Duas horas após a Advocacia-Geral da União (AGU) informar que não iria recorrer da liminar que suspendeu a nomeação de Alexandre Ramagem para a diretoria-geral da Polícia Federal, o presidente Jair Bolsonaro desautorizou a equipe jurídica do governo e disse que vai tentar reverter a decisão. "Quem manda sou eu", afirmou Bolsonaro a apoiadores, diante do Palácio da Alvorada. "Eu quero o Ramagem lá. É uma ingerência, né? Mas vamos fazer tudo para o Ramagem. Se não for, vai chegar a hora dele e eu vou botar outra pessoa."
A declaração, em tom de desafio, foi dada logo depois de Bolsonaro dar posse ao novo ministro da Justiça, André Mendonça, que substitui no cargo o ex-juiz da Lava Jato Sérgio Moro, e ao advogado-geral da União, José Levi Mello do Amaral Junior, no Palácio do Planalto. Ramagem também tomaria posse na mesma cerimônia, mas Bolsonaro sofreu outro revés do Supremo Tribunal Federal (STF).
O ministro do STF Alexandre de Moraes suspendeu a nomeação de Ramagem, amigo da família Bolsonaro, sob o argumento de que apresentava indícios de "desvio de finalidade". No despacho, Moraes alegou que a indicação contrariava princípios constitucionais de "impessoalidade, moralidade e interesse público".
Bolsonaro, então, foi aconselhado por Mendonça e pelo novo advogado-geral da União a não recorrer da decisão. O presidente relutou, mas acabou concordando e cancelou a nomeação. Revogou, ainda, sua exoneração como diretor da Agência Brasileira de Inteligência (Abin) e, assim, Ramagem pôde voltar para o seu antigo cargo.
O dia, porém, foi de tensão, cheio de idas e vindas. Na cerimônia de posse, poucas horas depois da decisão de Moraes, Bolsonaro não escondeu o aborrecimento e disse não ter desistido do "sonho" de ter o amigo, de quem se aproximou na campanha de 2018, à frente da PF.

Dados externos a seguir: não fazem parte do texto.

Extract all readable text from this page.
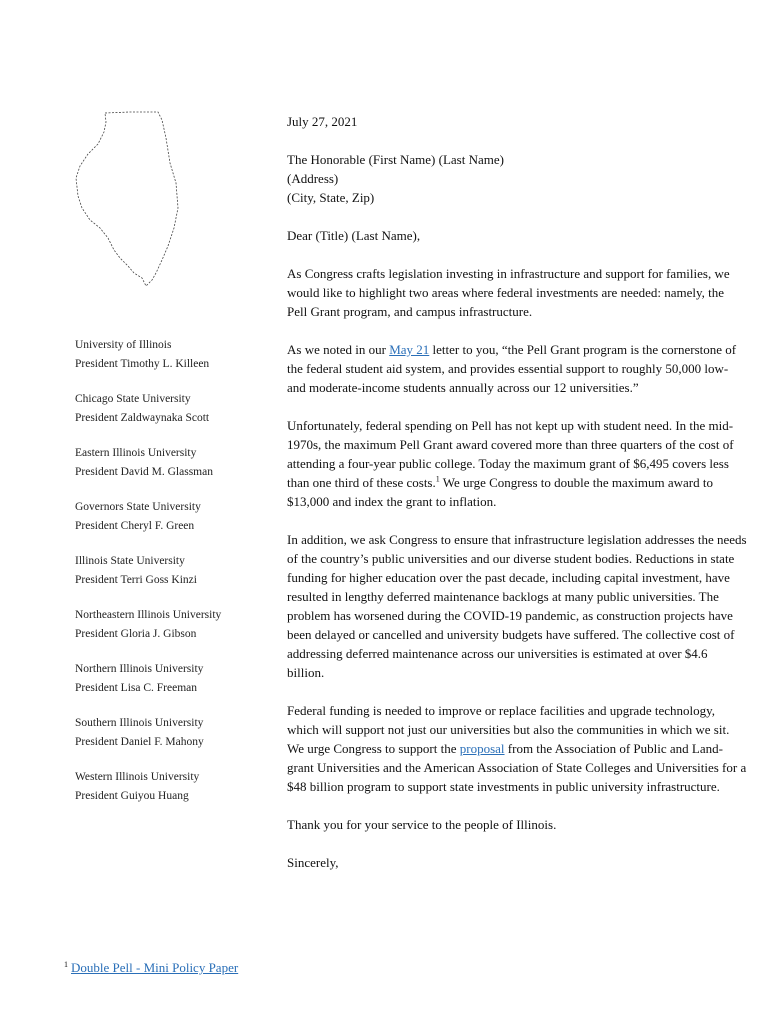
University of Illinois
President Timothy L. Killeen
Chicago State University
President Zaldwaynaka Scott
Eastern Illinois University
President David M. Glassman
Governors State University
President Cheryl F. Green
Illinois State University
President Terri Goss Kinzi
Northeastern Illinois University
President Gloria J. Gibson
Northern Illinois University
President Lisa C. Freeman
Southern Illinois University
President Daniel F. Mahony
Western Illinois University
President Guiyou Huang

July 27, 2021

The Honorable (First Name) (Last Name)
(Address)
(City, State, Zip)

Dear (Title) (Last Name),

As Congress crafts legislation investing in infrastructure and support for families, we would like to highlight two areas where federal investments are needed: namely, the Pell Grant program, and campus infrastructure.

As we noted in our May 21 letter to you, “the Pell Grant program is the cornerstone of the federal student aid system, and provides essential support to roughly 50,000 low- and moderate-income students annually across our 12 universities.”

Unfortunately, federal spending on Pell has not kept up with student need. In the mid-1970s, the maximum Pell Grant award covered more than three quarters of the cost of attending a four-year public college. Today the maximum grant of $6,495 covers less than one third of these costs.$^1$ We urge Congress to double the maximum award to $13,000 and index the grant to inflation.

In addition, we ask Congress to ensure that infrastructure legislation addresses the needs of the country’s public universities and our diverse student bodies. Reductions in state funding for higher education over the past decade, including capital investment, have resulted in lengthy deferred maintenance backlogs at many public universities. The problem has worsened during the COVID-19 pandemic, as construction projects have been delayed or cancelled and university budgets have suffered. The collective cost of addressing deferred maintenance across our universities is estimated at over $4.6 billion.

Federal funding is needed to improve or replace facilities and upgrade technology, which will support not just our universities but also the communities in which we sit. We urge Congress to support the proposal from the Association of Public and Land-grant Universities and the American Association of State Colleges and Universities for a $48 billion program to support state investments in public university infrastructure.

Thank you for your service to the people of Illinois.

Sincerely,

$^1$ Double Pell - Mini Policy Paper
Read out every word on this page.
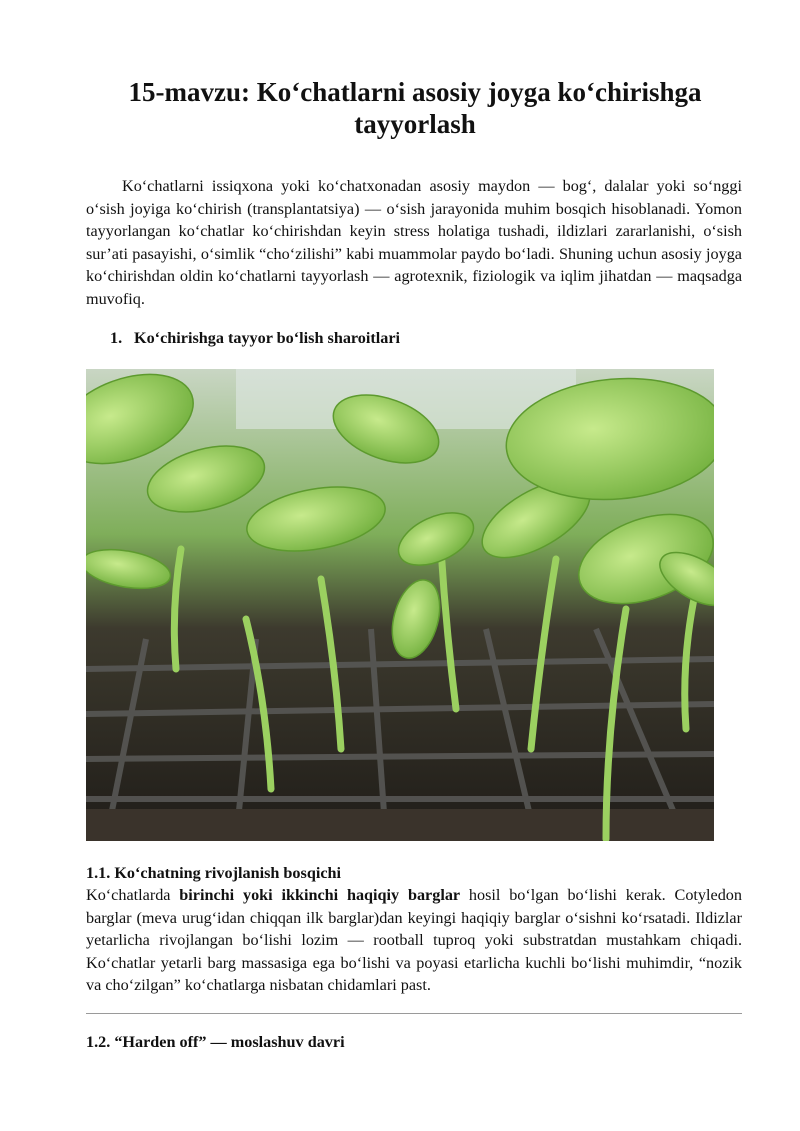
15-mavzu: Ko‘chatlarni asosiy joyga ko‘chirishga tayyorlash

Ko‘chatlarni issiqxona yoki ko‘chatxonadan asosiy maydon — bog‘, dalalar yoki so‘nggi o‘sish joyiga ko‘chirish (transplantatsiya) — o‘sish jarayonida muhim bosqich hisoblanadi. Yomon tayyorlangan ko‘chatlar ko‘chirishdan keyin stress holatiga tushadi, ildizlari zararlanishi, o‘sish sur’ati pasayishi, o‘simlik “cho‘zilishi” kabi muammolar paydo bo‘ladi. Shuning uchun asosiy joyga ko‘chirishdan oldin ko‘chatlarni tayyorlash — agrotexnik, fiziologik va iqlim jihatdan — maqsadga muvofiq.

1. Ko‘chirishga tayyor bo‘lish sharoitlari
1.1. Ko‘chatning rivojlanish bosqichi

Ko‘chatlarda birinchi yoki ikkinchi haqiqiy barglar hosil bo‘lgan bo‘lishi kerak. Cotyledon barglar (meva urug‘idan chiqqan ilk barglar)dan keyingi haqiqiy barglar o‘sishni ko‘rsatadi. Ildizlar yetarlicha rivojlangan bo‘lishi lozim — rootball tuproq yoki substratdan mustahkam chiqadi. Ko‘chatlar yetarli barg massasiga ega bo‘lishi va poyasi etarlicha kuchli bo‘lishi muhimdir, “nozik va cho‘zilgan” ko‘chatlarga nisbatan chidamlari past.

1.2. “Harden off” — moslashuv davri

"O senhor Ramagem, que tomaria posse, foi impedido por uma decisão monocrática. Gostaria de honrá-lo hoje dando posse como diretor-geral da PF. Tenho certeza que esse sonho brevemente se concretizará para o bem da nossa PF e do nosso Brasil", afirmou o presidente, no Planalto.
A troca no comando da corporação foi o pivô da crise que resultou no pedido de demissão de Sérgio Moro do Ministério da Justiça no último dia 24. Moro se recusou a substituir o então diretor-geral da PF, Maurício Valeixo, como queria Bolsonaro, e o acusou de interferência política. A acusação motivou a abertura de inquérito conduzido pelo decano do Supremo, Celso de Mello.
No Planalto, Bolsonaro pregou a harmonia e o respeito entre os Poderes, mas criticou o despacho de Moraes. "Não posso admitir que ninguém ouse desrespeitar ou tentar desmontar a nossa Constituição", afirmou ele, ao lado dos presidentes do STF, Dias Toffoli; do Superior Tribunal de Justiça (STJ), João Otávio de Noronha, além do ministro Gilmar Mendes. "A nossa PF não persegue ninguém, a não ser bandidos", disse o presidente.
No Supremo, há outras ações que atormentam o Planalto. Moraes, por exemplo, também investiga as manifestações do último dia 19, organizadas por apoiadores de Bolsonaro, em defesa da intervenção militar e do fechamento do Congresso e do Supremo. Na ocasião, diante do QG do Exército, o presidente subiu na caçamba de uma caminhonete e pregou "o fim da patifaria".
Está sob a alçada de Moraes, ainda, o inquérito das fake news, aberto em março do ano passado para apurar ameaças, ofensas e falsas notícias espalhadas contra integrantes da Corte nas redes sociais.
O jornal O Estado de S. Paulo revelou que ao menos doze perfis com prática sistemática de ataques ao Supremo nas redes sociais, incluindo empresários bolsonaristas, já entraram na mira da investigação. Questionado na noite desta quarta-feira sobre as novas declarações do presidente, o recém-empossado advogado-geral da União respondeu: "Já foi dito que não vamos recorrer".